ATRX is a chaperone that loads histone variant H3.3 to direct heterochromatin formation at repeat DNA sequences including telomeres. One striking finding in the area of cancer epigenetics has been the identification of mutated histone genes (oncohistones) in paediatric glioblastomas (pGBMs). Two H3.3 mutations are found. The first mutation replaces lysine 27 with a methionine. The second one replaces glycine 34 with an arginine (G34R). H3.3G34R mutations always overlap with ATRX and Tp53 mutations, and these pGBMs are activated in the Alternative Lengthening of Telomeres (ALT) telomere maintenance pathway.

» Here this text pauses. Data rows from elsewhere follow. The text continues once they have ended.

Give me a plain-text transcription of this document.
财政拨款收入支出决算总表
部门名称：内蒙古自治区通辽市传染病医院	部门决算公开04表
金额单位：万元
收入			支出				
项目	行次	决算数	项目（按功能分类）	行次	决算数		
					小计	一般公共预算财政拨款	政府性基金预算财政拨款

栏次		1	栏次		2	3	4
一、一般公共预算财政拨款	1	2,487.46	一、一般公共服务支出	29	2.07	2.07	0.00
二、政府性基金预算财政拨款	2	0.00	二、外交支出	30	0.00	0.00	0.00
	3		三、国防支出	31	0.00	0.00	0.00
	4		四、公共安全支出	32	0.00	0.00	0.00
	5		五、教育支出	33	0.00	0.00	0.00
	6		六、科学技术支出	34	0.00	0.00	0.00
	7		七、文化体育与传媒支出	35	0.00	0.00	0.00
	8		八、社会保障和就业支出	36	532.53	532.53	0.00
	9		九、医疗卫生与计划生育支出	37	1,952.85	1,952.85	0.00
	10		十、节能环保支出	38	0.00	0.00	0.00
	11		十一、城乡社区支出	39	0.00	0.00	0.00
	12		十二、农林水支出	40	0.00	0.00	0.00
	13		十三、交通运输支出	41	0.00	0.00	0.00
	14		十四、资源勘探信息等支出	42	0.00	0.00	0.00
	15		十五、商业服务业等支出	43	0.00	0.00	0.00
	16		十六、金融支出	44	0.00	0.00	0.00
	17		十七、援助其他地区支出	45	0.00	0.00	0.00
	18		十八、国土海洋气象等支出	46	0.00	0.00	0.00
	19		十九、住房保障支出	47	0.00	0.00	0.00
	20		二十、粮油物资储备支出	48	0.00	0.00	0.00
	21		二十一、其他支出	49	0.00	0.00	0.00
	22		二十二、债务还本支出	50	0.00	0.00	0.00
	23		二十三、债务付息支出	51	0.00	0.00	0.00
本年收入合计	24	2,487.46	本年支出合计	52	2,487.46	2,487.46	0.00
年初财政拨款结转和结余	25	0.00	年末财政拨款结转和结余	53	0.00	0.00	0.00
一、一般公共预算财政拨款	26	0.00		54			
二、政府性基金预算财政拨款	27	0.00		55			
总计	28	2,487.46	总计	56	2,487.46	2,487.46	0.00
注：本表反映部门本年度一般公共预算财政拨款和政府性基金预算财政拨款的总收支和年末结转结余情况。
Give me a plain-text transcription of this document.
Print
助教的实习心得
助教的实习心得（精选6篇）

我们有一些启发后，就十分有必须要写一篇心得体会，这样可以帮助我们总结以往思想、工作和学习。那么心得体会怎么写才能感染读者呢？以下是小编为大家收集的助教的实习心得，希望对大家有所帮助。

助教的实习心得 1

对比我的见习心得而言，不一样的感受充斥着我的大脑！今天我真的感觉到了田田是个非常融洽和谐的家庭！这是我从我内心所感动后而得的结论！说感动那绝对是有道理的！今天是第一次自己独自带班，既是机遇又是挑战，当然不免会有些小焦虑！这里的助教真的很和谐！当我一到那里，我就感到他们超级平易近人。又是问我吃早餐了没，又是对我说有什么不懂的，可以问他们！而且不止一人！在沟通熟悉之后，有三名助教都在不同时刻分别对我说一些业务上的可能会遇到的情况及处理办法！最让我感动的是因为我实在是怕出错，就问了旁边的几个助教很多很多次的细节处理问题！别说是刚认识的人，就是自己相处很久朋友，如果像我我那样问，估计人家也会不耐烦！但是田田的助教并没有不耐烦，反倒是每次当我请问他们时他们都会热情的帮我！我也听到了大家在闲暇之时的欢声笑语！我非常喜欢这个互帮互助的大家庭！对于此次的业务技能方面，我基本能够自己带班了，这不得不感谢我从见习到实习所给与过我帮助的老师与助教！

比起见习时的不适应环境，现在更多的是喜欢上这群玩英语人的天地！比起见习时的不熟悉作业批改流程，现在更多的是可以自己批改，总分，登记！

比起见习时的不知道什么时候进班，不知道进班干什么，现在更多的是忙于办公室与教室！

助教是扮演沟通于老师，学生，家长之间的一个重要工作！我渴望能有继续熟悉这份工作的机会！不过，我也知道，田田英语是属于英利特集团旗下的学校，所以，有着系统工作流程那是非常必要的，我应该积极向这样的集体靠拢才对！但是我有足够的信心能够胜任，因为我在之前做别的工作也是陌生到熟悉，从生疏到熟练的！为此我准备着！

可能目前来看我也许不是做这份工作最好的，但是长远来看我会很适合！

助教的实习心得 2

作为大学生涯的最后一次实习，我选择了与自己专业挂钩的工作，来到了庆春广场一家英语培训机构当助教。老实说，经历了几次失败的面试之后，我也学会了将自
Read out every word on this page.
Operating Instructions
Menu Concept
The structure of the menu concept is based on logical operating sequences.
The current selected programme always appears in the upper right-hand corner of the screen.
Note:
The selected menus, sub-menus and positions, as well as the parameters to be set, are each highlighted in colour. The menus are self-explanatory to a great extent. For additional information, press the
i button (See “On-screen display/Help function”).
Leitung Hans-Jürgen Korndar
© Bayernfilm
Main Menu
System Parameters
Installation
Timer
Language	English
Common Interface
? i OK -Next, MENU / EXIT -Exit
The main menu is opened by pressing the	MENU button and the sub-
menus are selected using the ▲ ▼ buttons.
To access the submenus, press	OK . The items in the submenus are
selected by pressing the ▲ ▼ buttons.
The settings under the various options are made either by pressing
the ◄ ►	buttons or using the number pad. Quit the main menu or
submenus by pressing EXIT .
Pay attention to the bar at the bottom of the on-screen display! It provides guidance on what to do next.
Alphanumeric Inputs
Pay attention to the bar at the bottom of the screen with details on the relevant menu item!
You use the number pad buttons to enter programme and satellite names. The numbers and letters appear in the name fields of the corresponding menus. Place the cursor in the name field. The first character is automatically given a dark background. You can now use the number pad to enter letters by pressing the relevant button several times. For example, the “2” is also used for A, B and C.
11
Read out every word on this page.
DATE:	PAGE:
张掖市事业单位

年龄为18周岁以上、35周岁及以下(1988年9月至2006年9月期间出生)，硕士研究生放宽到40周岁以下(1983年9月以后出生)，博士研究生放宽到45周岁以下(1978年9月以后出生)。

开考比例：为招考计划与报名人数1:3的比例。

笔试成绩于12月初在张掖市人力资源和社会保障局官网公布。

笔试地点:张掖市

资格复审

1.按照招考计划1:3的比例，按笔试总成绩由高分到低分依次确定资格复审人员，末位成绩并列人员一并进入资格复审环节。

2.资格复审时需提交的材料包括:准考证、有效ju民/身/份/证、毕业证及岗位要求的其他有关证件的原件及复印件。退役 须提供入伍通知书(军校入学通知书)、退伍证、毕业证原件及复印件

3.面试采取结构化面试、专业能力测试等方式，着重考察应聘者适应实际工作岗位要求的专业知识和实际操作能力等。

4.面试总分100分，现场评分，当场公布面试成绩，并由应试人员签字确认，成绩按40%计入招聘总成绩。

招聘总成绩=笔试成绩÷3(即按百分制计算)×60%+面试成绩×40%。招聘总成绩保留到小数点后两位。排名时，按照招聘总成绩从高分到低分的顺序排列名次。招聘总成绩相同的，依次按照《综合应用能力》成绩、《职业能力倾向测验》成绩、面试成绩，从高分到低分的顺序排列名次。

The ALT pathway is utilised in 15% of cancers for telomere maintenance. The common overlaps of H3.3G34R, ATRX and TP53 mutations in ALT-positive pGBMs suggests that these mutations cooperate to drive ALT. To better understand ALT, we have created ATRX gene knockout embryonic stem (ES) cell ALT models to recapitulate the initial molecular events linked to ALT activation. In these ATRX mutant ALT cell models, we have introduced mutations of H3.3 (a histone gene), TP53 (DNA checkpoint factor) and TERT (a telomerase gene).
Due to the loss of telomerase, the H3.3G34R/ATRX/TP53/TERT ALT mutant shows a gradual loss of telomere and hits a crisis after 12-14 months, but it recovers by activating ALT. We find that H3.3G34R inhibits the function of KDM4 histone demethylase - this acts with ATRX loss to promote aberrant chromatin and transcriptional states at the telomere to promote ALT.
Our success in inducing ALT in H3.3G34R/ATRX/TP53/TERT cell model verifies the roles of H3.3 and ATRX in ALT activation and our hypothesis that ALT activation is a multi-factorial process. We propose KDM4 network as a key driver that promotes ALT process in cancers. Our study provides insights into epigenetic defects linked to ATRX/H3.3 mutations and early molecular events associated with ALT.